Amyotrophic lateral sclerosis (ALS), also known as motor neuron disease (MND) and Lou Gehrig's disease, is a rare disease in which degeneration of motor nerves leads to progressive weakness and wasting of muscles. For the most part, the cause of ALS is unknown. In a small proportion of cases there is a family history of ALS/MND and in an even smaller proportion, the disease is known to result from a change in one of several genes including SOD1, TDP-43 and FUS. An understanding of the genetic basis for one familial form of ALS/MND has permitted the construction of an animal model of ALS/MND (the SOD1 mouse) that has been used extensively to study potential therapeutic agents for the human disease. None of the drugs found to be effective in the mouse have translated into therapeutic benefits for humans with ALS/MND. There are several possible explanations for this finding, one of which is that people with familial and sporadic ALS may respond differently to the same treatment and that the SOD1 mouse may be a better model of familial ALS (or at least familial ALS due to mutations in the SOD1 gene) than it is of sporadic ALS. In an effort to begin to address this question, this review was undertaken in order to ask whether or not people with the familial form of the disease respond differently to treatment compared to people with the sporadic (or non-familial) form of ALS/MND.

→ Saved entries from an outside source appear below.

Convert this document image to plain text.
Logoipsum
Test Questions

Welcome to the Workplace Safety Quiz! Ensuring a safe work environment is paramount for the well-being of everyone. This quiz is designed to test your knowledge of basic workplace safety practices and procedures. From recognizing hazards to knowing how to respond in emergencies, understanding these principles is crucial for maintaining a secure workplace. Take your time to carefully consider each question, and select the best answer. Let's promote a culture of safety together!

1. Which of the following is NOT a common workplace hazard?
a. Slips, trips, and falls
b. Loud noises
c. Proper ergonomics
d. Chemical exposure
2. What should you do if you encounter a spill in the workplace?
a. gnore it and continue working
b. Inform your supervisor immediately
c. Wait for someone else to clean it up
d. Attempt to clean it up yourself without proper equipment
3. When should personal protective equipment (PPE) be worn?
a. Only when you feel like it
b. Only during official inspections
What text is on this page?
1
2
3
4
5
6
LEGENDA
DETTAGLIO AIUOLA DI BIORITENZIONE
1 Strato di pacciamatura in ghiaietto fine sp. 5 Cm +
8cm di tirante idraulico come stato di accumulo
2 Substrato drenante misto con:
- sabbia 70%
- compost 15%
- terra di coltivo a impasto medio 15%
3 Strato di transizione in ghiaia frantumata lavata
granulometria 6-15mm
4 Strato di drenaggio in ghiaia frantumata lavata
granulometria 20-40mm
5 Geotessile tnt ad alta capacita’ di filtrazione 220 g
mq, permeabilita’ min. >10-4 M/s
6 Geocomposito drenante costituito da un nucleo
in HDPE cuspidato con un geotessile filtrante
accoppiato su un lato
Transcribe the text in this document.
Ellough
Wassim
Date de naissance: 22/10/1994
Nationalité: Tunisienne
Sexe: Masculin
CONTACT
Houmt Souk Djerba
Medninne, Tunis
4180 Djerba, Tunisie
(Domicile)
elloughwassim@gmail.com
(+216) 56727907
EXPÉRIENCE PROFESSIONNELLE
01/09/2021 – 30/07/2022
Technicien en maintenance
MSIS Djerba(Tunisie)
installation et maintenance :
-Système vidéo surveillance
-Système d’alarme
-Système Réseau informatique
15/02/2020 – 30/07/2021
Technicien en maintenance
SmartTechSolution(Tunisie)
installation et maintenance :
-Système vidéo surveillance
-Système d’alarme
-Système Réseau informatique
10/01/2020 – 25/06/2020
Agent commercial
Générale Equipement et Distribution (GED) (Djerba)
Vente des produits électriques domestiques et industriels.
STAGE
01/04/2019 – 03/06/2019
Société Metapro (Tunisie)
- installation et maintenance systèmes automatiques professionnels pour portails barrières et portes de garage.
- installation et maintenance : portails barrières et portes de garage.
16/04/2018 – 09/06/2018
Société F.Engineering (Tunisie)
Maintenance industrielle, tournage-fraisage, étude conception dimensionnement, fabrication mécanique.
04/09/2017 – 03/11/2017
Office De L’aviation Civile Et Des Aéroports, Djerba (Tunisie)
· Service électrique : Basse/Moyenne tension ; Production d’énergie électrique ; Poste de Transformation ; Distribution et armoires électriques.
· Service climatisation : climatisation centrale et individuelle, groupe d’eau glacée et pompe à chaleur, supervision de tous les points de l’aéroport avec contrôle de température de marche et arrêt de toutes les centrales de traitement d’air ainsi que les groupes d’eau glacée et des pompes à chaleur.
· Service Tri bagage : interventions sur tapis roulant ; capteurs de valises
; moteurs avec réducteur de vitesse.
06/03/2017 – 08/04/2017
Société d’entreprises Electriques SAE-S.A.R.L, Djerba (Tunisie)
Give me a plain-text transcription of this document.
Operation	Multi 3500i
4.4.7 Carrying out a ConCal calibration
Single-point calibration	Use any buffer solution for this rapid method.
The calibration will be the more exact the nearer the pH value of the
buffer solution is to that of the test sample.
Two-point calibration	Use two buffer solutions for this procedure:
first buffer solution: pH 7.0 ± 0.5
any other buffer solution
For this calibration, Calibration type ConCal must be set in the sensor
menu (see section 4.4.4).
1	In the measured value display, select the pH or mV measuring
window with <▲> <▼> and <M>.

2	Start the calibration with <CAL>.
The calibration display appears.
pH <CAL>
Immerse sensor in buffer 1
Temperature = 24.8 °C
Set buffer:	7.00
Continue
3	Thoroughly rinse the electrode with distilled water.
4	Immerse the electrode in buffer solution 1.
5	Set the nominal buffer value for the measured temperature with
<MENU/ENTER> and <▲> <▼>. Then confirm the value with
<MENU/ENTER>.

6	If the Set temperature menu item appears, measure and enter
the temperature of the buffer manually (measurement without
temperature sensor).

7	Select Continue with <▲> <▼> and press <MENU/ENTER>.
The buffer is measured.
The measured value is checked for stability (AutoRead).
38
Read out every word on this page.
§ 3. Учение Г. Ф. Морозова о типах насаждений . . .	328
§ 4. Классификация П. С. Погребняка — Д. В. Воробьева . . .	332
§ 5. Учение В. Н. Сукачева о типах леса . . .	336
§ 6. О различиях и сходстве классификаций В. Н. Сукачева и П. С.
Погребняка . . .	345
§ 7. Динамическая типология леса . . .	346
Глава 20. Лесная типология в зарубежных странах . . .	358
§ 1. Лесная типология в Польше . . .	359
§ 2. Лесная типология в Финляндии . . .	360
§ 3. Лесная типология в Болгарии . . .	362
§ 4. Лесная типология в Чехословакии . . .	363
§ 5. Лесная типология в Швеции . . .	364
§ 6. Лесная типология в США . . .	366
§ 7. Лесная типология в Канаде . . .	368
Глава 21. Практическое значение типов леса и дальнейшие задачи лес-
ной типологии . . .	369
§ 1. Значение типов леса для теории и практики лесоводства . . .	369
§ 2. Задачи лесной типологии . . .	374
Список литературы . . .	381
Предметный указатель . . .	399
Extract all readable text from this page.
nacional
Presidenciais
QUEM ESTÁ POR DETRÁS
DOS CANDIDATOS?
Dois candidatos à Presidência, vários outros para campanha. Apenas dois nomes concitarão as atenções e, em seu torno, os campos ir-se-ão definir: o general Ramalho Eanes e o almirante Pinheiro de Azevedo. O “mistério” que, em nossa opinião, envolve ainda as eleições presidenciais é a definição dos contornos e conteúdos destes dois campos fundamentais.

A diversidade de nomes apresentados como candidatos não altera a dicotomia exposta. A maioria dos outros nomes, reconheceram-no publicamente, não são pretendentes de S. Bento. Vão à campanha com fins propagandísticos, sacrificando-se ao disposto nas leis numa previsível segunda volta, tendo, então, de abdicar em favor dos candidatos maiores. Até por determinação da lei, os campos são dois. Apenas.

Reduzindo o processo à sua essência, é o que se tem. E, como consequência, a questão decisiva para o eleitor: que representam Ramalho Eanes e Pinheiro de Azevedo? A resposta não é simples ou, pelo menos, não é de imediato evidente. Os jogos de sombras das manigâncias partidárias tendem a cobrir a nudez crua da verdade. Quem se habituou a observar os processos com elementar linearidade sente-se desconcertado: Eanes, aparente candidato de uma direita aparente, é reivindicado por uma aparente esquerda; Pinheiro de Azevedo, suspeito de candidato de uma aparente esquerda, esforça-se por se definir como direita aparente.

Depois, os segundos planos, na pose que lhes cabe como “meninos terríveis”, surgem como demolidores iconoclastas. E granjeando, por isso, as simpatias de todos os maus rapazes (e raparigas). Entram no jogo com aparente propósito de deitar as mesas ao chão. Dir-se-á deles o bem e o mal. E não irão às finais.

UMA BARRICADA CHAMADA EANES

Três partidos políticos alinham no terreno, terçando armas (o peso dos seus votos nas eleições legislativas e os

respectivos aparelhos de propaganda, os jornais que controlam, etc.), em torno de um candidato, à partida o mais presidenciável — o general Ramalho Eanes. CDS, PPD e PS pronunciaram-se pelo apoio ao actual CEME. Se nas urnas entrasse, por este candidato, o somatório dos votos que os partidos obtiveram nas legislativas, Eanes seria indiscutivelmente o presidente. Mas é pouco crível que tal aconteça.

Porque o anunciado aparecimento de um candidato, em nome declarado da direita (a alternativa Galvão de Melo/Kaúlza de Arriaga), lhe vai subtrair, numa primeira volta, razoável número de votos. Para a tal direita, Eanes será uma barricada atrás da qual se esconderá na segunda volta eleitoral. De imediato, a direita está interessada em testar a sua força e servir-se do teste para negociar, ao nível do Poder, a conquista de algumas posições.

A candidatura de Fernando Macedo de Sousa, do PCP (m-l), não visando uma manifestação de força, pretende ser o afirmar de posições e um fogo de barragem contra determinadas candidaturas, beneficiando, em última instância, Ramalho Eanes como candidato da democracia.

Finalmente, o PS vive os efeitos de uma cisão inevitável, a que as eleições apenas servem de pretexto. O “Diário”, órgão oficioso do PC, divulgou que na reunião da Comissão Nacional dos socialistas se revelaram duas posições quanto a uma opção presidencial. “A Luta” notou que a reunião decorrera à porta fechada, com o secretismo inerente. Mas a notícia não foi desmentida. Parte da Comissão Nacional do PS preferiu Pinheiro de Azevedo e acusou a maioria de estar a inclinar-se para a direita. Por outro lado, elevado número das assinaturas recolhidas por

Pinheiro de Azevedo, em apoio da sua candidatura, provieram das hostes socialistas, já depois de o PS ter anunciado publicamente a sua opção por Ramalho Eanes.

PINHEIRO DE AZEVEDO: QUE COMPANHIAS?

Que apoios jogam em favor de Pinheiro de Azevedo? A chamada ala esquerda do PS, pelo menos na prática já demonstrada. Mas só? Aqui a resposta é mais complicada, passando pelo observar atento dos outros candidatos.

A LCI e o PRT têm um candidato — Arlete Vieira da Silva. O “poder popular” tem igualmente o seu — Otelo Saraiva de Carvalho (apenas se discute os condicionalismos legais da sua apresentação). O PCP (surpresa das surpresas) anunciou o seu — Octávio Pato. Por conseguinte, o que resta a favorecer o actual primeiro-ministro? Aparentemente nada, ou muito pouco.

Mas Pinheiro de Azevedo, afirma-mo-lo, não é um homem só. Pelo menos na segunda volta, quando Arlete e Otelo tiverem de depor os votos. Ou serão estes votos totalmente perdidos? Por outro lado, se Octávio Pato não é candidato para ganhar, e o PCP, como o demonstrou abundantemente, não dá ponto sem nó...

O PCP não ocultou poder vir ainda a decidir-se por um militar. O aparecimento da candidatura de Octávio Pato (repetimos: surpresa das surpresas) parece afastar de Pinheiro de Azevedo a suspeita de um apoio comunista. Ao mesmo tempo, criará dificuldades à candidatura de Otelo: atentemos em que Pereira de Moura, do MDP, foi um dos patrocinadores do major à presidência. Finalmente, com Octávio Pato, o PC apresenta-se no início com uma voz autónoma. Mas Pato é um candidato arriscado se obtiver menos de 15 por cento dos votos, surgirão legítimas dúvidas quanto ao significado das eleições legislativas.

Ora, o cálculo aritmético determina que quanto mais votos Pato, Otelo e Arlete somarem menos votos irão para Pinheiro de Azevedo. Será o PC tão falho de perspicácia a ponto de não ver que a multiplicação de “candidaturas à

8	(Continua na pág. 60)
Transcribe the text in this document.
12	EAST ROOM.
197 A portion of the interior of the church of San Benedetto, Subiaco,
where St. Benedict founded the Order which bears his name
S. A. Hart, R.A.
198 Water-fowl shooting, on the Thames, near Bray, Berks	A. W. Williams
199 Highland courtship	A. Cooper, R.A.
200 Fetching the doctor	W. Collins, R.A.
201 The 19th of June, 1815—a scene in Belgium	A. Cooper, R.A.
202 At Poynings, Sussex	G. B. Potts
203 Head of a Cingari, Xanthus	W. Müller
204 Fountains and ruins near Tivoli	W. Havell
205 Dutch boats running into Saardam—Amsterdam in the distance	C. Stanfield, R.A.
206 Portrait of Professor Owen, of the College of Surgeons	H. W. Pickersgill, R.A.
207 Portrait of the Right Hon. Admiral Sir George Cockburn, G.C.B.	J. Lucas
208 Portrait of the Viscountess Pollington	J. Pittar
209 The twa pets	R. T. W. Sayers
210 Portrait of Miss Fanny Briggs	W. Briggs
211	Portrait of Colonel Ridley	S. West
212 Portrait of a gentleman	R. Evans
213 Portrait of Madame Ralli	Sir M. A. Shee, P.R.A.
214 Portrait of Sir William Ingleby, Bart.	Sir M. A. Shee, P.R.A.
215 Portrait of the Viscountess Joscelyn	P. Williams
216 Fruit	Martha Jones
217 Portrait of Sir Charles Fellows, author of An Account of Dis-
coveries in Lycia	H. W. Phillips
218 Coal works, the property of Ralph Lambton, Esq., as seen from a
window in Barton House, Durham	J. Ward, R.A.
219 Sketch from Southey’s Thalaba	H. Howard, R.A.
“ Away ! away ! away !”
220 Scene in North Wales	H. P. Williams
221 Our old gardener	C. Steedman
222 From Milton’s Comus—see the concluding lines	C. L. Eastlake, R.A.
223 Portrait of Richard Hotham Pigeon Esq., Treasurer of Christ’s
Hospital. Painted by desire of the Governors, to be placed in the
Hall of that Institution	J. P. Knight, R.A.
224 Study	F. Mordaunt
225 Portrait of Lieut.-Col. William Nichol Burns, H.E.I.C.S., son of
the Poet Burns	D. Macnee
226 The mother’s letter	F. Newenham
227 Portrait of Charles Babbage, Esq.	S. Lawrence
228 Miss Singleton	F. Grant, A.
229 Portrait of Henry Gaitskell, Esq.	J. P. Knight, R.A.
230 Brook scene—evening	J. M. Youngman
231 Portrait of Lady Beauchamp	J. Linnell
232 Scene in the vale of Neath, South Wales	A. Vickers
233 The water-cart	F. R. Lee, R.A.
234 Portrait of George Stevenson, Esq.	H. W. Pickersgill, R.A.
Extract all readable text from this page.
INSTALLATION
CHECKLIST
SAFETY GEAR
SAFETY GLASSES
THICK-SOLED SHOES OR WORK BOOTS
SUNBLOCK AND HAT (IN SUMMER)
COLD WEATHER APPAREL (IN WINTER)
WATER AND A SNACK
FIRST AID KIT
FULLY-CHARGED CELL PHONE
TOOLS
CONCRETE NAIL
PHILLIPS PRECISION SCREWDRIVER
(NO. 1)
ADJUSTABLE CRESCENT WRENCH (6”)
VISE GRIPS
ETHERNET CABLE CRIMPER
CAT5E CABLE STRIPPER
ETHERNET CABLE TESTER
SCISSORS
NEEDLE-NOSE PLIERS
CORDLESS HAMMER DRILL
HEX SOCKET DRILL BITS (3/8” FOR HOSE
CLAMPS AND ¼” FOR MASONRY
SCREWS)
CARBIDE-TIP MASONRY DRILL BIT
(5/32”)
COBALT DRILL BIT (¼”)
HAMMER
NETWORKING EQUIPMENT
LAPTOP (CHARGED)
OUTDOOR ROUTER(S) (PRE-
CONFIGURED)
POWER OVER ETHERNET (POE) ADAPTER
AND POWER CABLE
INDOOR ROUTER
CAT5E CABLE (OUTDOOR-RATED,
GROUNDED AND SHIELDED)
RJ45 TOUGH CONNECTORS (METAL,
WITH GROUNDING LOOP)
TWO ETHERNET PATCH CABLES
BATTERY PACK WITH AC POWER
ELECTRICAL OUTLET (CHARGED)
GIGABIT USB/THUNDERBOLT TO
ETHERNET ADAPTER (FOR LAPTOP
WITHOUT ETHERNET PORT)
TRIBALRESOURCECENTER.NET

We identified all randomized controlled trials in ALS/MND and wrote to the authors to request the data needed to complete this review. Although many more studies were eligible for inclusion, only five authors were willing and able to share the data from their individual randomized controlled trials. Based on the analyses of these data, we find no evidence to support a statistically significant difference in the response to treatment between people with the familial and sporadic forms of ALS/MND.
Based on the available data, there is little evidence for a differential response to treatment among people with familial and sporadic ALS/MND. Future randomized controlled trials should document whether people with familial ALS/MND are included and the presence or absence of a mutation in an ALS susceptibility gene amongst those with familial ALS/MND.
Amyotrophic lateral sclerosis (ALS), also known as motor neuron disease (MND), is a rare neurodegenerative disease. Approximately 5% to 7% of ALS/MND patients report a family history of a similarly affected relative. Superoxide dismutase-1 gene mutations are the cause in about 20% of familial cases. In those with non-familial (sporadic) ALS/MND the cause is unknown. Also unknown is whether people with familial and sporadic ALS/MND respond differently to treatment.
To systematically review the literature and to answer the specific question: 'Is there a differential response to treatment between people with sporadic and familial forms of ALS?'
We searched the Cochrane Neuromuscular Disease Group Specialized Register, the Cochrane Central register of Controlled Trials (CENTRAL), MEDLINE and EMBASE for randomized controlled trials (RCTs). Two review authors read the titles and abstracts of all articles and reviewed the full text of all possibly relevant articles. We scanned references of all included trials to identify additional relevant articles. For all trials eligible for inclusion we contacted the authors to request the necessary raw data.
Studies had to meet two criteria: (a) randomized controlled study design, and (b) inclusion of participants with both familial and sporadic ALS/MND.
We attempted to contact authors of all trials that met inclusion criteria. We obtained data regarding ALS/MND type (sporadic versus familial), treatment assignment (active versus placebo), survival and ALS Functional Rating Scale (ALSFRS) scores for included RCTs.
Five RCTs involving 895 sporadic and 52 familial ALS/MND participants were included. There was no statistical evidence for a differential response to treatment in participants with familial ALS/MND compared to those with sporadic ALS/MND. The pooled estimate of the hazard ratio for the interaction term (treatment x familial ALS) suggested a more beneficial response with respect to survival among participants with familial ALS/MND, but the result was not statistically significant. Pooled estimates of the rate of decline on the ALSFRS suggested a slightly better overall response to treatment among those with familial ALS/MND, but the result was not statistically significant.